An overview
Explore education statistics (EES) is our bespoke statistics publishing platform, for it to work we rely on standardising the structure of our data files.
This package contains the checks used to enforce our open data standards.
The package contains:
- A core
screen_csv()function, built fromscreen_dfs()andscreen_filenames()plus the constituent individual checks - Functions to generate test data
- Example datasets to aid testing and demonstration
- Additional functions to aid in screening / preparing data for EES
If you’ve come here because your data is failing the screening and
you want help in figuring out why, start off with our
Common file failures article.
screen_csv()
screen_csv() is the core function that reads the CSV
files and then runs all checks from screen_filenames() and
screen_dfs(), providing full screening for a given pair of
CSV files.
This function is the key function used in both the plumber API and
the R Shiny app. It returns a structured list containing a data frame of
results, the stage the screening reached, and booleans for overall pass
and API suitability. With verbose = TRUE it also prints
messages to the console, and with stop_on_error = TRUE it
throws on the first FAIL — useful inside analyst pipelines as a hard QA
gate.
screen_filenames()
Runs all of the filename screening checks in one go. Exported so it
can be used in its own right to check file name pairings.
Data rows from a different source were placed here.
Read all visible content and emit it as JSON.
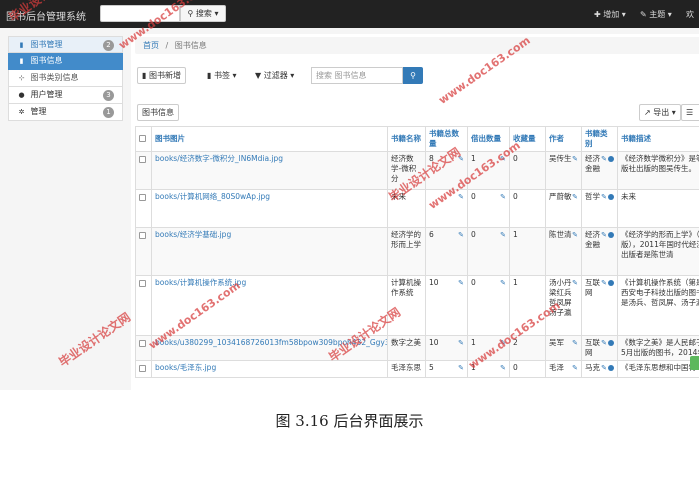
{
  "navbar": {
    "brand": "图书后台管理系统",
    "search_button": "搜索",
    "add_menu": "增加",
    "theme_menu": "主题",
    "user_menu": "欢"
  },
  "sidebar": {
    "items": [
      {
        "label": "图书管理",
        "badge": "2"
      },
      {
        "label": "图书信息"
      },
      {
        "label": "图书类别信息"
      },
      {
        "label": "用户管理",
        "badge": "3"
      },
      {
        "label": "管理",
        "badge": "1"
      }
    ]
  },
  "breadcrumb": {
    "home": "首页",
    "separator": "/",
    "current": "图书信息"
  },
  "toolbar": {
    "new_button": "图书新增",
    "bookmark_menu": "书签",
    "filter_menu": "过滤器",
    "search_placeholder": "搜索 图书信息"
  },
  "tabs": {
    "active": "图书信息",
    "export_button": "导出"
  },
  "table": {
    "headers": [
      "图书图片",
      "书籍名称",
      "书籍总数量",
      "借出数量",
      "收藏量",
      "作者",
      "书籍类别",
      "书籍描述"
    ],
    "rows": [
      {
        "image": "books/经济数字-微积分_lN6Mdia.jpg",
        "name": "经济数学-微积分",
        "total": "8",
        "lent": "1",
        "fav": "0",
        "author": "吴传生",
        "category": "经济金融",
        "desc": "《经济数学微积分》是等教育出版社出版的图吴传生。"
      },
      {
        "image": "books/计算机网络_80S0wAp.jpg",
        "name": "未来",
        "total": "",
        "lent": "0",
        "fav": "0",
        "author": "严蔚敏",
        "category": "哲学",
        "desc": "未来"
      },
      {
        "image": "books/经济学基础.jpg",
        "name": "经济学的形而上学",
        "total": "6",
        "lent": "0",
        "fav": "1",
        "author": "陈世清",
        "category": "经济金融",
        "desc": "《经济学的形而上学》（第一版），2011年国时代经济出版社出版者是陈世清"
      },
      {
        "image": "books/计算机操作系统.jpg",
        "name": "计算机操作系统",
        "total": "10",
        "lent": "0",
        "fav": "1",
        "author": "汤小丹 梁红兵 哲凤屏 汤子瀛",
        "category": "互联网",
        "desc": "《计算机操作系统（第是2016年西安电子科技出版的图书，作者是汤兵、哲凤屏、汤子瀛"
      },
      {
        "image": "books/u380299_1034168726013fm58bpow309bpoh432_Ggy3key.jpg",
        "name": "数字之美",
        "total": "10",
        "lent": "1",
        "fav": "2",
        "author": "吴军",
        "category": "互联网",
        "desc": "《数字之美》是人民邮于2012年5月出版的图书，2014年再版。"
      },
      {
        "image": "books/毛泽东.jpg",
        "name": "毛泽东思",
        "total": "5",
        "lent": "1",
        "fav": "0",
        "author": "毛泽",
        "category": "马克",
        "desc": "《毛泽东思想和中国特"
      }
    ]
  },
  "watermark": {
    "cn": "毕业设计论文网",
    "url": "www.doc163.com"
  },
  "caption": "图 3.16  后台界面展示",
  "colors": {
    "accent": "#337ab7",
    "active": "#428bca",
    "watermark": "#d73c3c"
  }
}
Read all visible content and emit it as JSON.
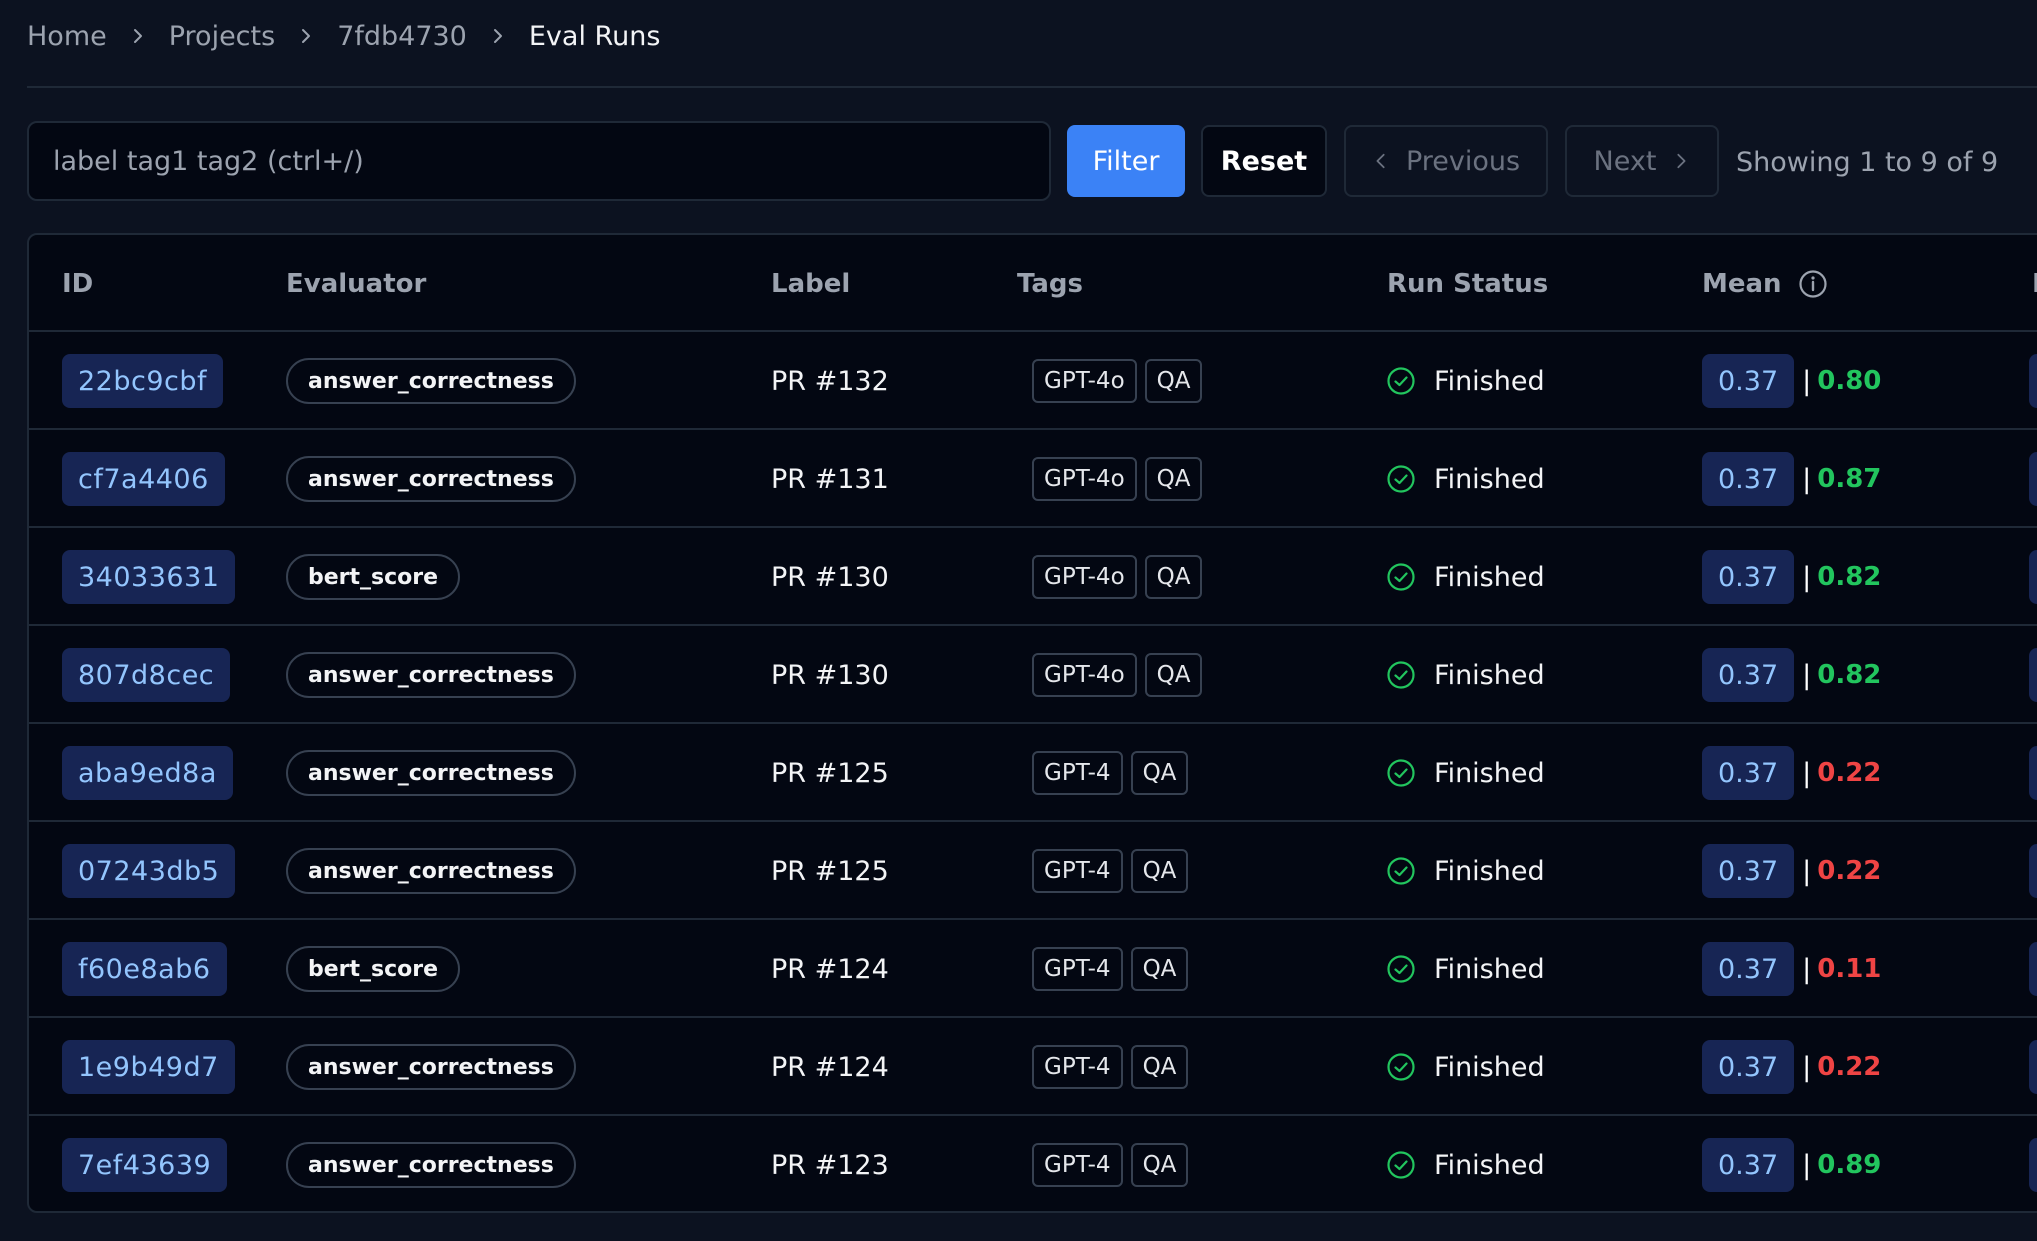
{
  "breadcrumb": {
    "items": [
      "Home",
      "Projects",
      "7fdb4730"
    ],
    "current": "Eval Runs"
  },
  "toolbar": {
    "search_placeholder": "label tag1 tag2 (ctrl+/)",
    "filter_label": "Filter",
    "reset_label": "Reset",
    "previous_label": "Previous",
    "next_label": "Next",
    "showing_text": "Showing 1 to 9 of 9"
  },
  "table": {
    "columns": {
      "id": "ID",
      "evaluator": "Evaluator",
      "label": "Label",
      "tags": "Tags",
      "run_status": "Run Status",
      "mean": "Mean",
      "next_partial": "P"
    },
    "rows": [
      {
        "id": "22bc9cbf",
        "evaluator": "answer_correctness",
        "label": "PR #132",
        "tags": [
          "GPT-4o",
          "QA"
        ],
        "status": "Finished",
        "mean": "0.37",
        "score": "0.80",
        "score_state": "good"
      },
      {
        "id": "cf7a4406",
        "evaluator": "answer_correctness",
        "label": "PR #131",
        "tags": [
          "GPT-4o",
          "QA"
        ],
        "status": "Finished",
        "mean": "0.37",
        "score": "0.87",
        "score_state": "good"
      },
      {
        "id": "34033631",
        "evaluator": "bert_score",
        "label": "PR #130",
        "tags": [
          "GPT-4o",
          "QA"
        ],
        "status": "Finished",
        "mean": "0.37",
        "score": "0.82",
        "score_state": "good"
      },
      {
        "id": "807d8cec",
        "evaluator": "answer_correctness",
        "label": "PR #130",
        "tags": [
          "GPT-4o",
          "QA"
        ],
        "status": "Finished",
        "mean": "0.37",
        "score": "0.82",
        "score_state": "good"
      },
      {
        "id": "aba9ed8a",
        "evaluator": "answer_correctness",
        "label": "PR #125",
        "tags": [
          "GPT-4",
          "QA"
        ],
        "status": "Finished",
        "mean": "0.37",
        "score": "0.22",
        "score_state": "bad"
      },
      {
        "id": "07243db5",
        "evaluator": "answer_correctness",
        "label": "PR #125",
        "tags": [
          "GPT-4",
          "QA"
        ],
        "status": "Finished",
        "mean": "0.37",
        "score": "0.22",
        "score_state": "bad"
      },
      {
        "id": "f60e8ab6",
        "evaluator": "bert_score",
        "label": "PR #124",
        "tags": [
          "GPT-4",
          "QA"
        ],
        "status": "Finished",
        "mean": "0.37",
        "score": "0.11",
        "score_state": "bad"
      },
      {
        "id": "1e9b49d7",
        "evaluator": "answer_correctness",
        "label": "PR #124",
        "tags": [
          "GPT-4",
          "QA"
        ],
        "status": "Finished",
        "mean": "0.37",
        "score": "0.22",
        "score_state": "bad"
      },
      {
        "id": "7ef43639",
        "evaluator": "answer_correctness",
        "label": "PR #123",
        "tags": [
          "GPT-4",
          "QA"
        ],
        "status": "Finished",
        "mean": "0.37",
        "score": "0.89",
        "score_state": "good"
      }
    ]
  },
  "colors": {
    "good": "#22c55e",
    "bad": "#ef4444",
    "status_ok": "#22c55e",
    "accent": "#3b82f6"
  },
  "icons": {
    "breadcrumb_separator": "chevron-right-icon",
    "previous": "chevron-left-icon",
    "next": "chevron-right-icon",
    "mean_info": "info-icon",
    "status": "check-circle-icon"
  }
}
Used within
screen_csv().
screen_dfs()
Runs all of the checks against the data and metadata data frames,
once read in from the CSV files. Used within
screen_csv().
Ordering matters — later checks carry assumptions that earlier ones
passed. This prevents duplication and simplifies the logic in later
checks, at the cost of some complexity for maintainers and anyone
wanting to use individual checks in isolation. The
assumptions_in_checks.Rmd vignette walks through those
assumptions.
Checks are grouped into stages, which are mirrored in the
documentation for the individual functions. _pkgdown.yml
shows the stages in the order they are run. Stages are grouped by area
of the data they relate to, and pre-checks are run first because the
main checks for each area depend on them passing.
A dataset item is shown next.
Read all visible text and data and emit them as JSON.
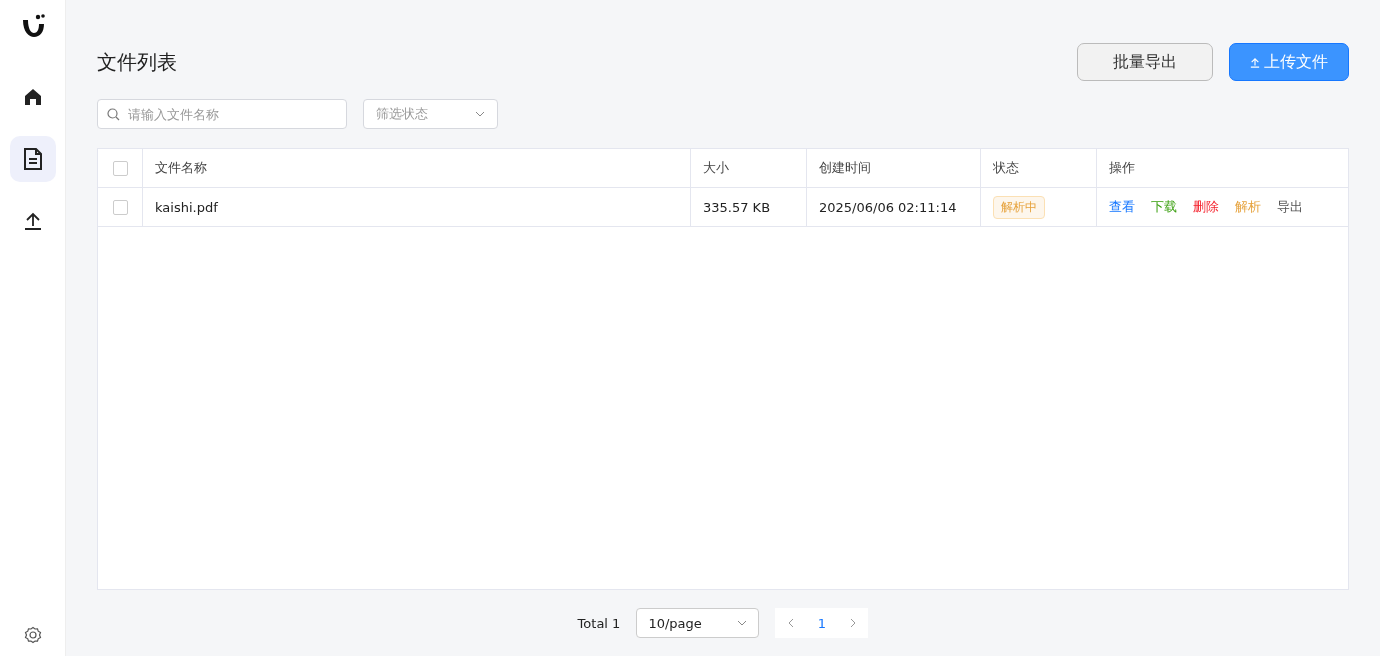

Each individual precheck / check returns a single-row data frame of results, with optional console output and error triggers. The standard pattern is:
test_output(
get_check_name(), # name of check function
"PASS", # result of check, one of 'PASS', 'FAIL', 'WARNING'
paste0("'", filename, "' does not contain any special characters."), # feedback message, plain text, no HTML
"https://dfe-analytical-services.github.io/analysts-guide/", # optional URL for guidance (defaults to NA if omitted)
verbose = FALSE, # whether to print messages to console
stop_on_error = FALSE # whether to stop execution and throw on FAIL / warn on WARNING
)Generating test files
generate_test_dfs() creates matching data and metadata
frames for any number of time periods, locations, filters and
indicators.
files <- eesyscreener::generate_test_dfs(
years = 2013:2015,
pcon_names = "Sheffield Central",
pcon_codes = "E14000919",
num_filters = 2,
num_indicators = 3
)
df <- files$data
df_meta <- files$metaGoing bigger
To stress-test on realistic volumes, combine
generate_test_dfs() with the dfeR package
to pass in vectors of Parliamentary Constituencies. Row count is
length(years) * length(pcon_codes) * (5 ^ num_filters).
pcons <- dfeR::fetch_pcons(countries = "England")
beefy <- eesyscreener::generate_test_dfs(
years = c(1980:2025),
pcon_codes = pcons$pcon_code,
pcon_names = pcons$pcon_name,
num_filters = 3,
num_indicators = 45,
verbose = TRUE
)
# duckplyr is dramatically faster than base R for writing large CSVs
# (~20 seconds vs ~6 minutes for the frame above)
duckplyr::compute_csv(beefy$data, "beefy_data.csv")
duckplyr::compute_csv(beefy$meta, "beefy_data.meta.csv")Reading the screen_csv() output
The minimal example in the README shows the output structure for a file that runs the whole pipeline. The three scenarios below cover the shapes you are most likely to see when something goes wrong — a file that fails a check, a file that cannot be read at all, and a file that passes screening but is not suitable for publishing through the API.
File that fails a check
Drop a required metadata column to trigger a FAIL in the
Precheck columns stage. passed will be
FALSE and overall_stage will be the failing
stage.
data_file <- tempfile(fileext = ".csv")
meta_file <- tempfile(fileext = ".meta.csv")
duckplyr::compute_csv(eesyscreener::example_data, data_file)
duckplyr::compute_csv(eesyscreener::example_meta[, -1], meta_file)
eesyscreener::screen_csv(data_file, meta_file, "data.csv", "data.meta.csv")File that cannot be read
If either path does not exist (or the file is not a readable CSV),
screening stops in the File read stage without throwing an
error. passed will be FALSE and
overall_stage will be "File read".
eesyscreener::screen_csv(
"does_not_exist.csv",
"does_not_exist.meta.csv"
)File that passes but is not API suitable
The API checks only ever emit warnings — they do not stop screening —
but any warning in the API stage prevents the data from being published
through the API. The returned api_suitable boolean flags
this.
data_file <- tempfile(fileext = ".csv")
meta_file <- tempfile(fileext = ".meta.csv")
duckplyr::compute_csv(eesyscreener::example_api_long, data_file)
duckplyr::compute_csv(eesyscreener::example_api_long_meta, meta_file)
eesyscreener::screen_csv(data_file, meta_file, "data.csv", "data.meta.csv")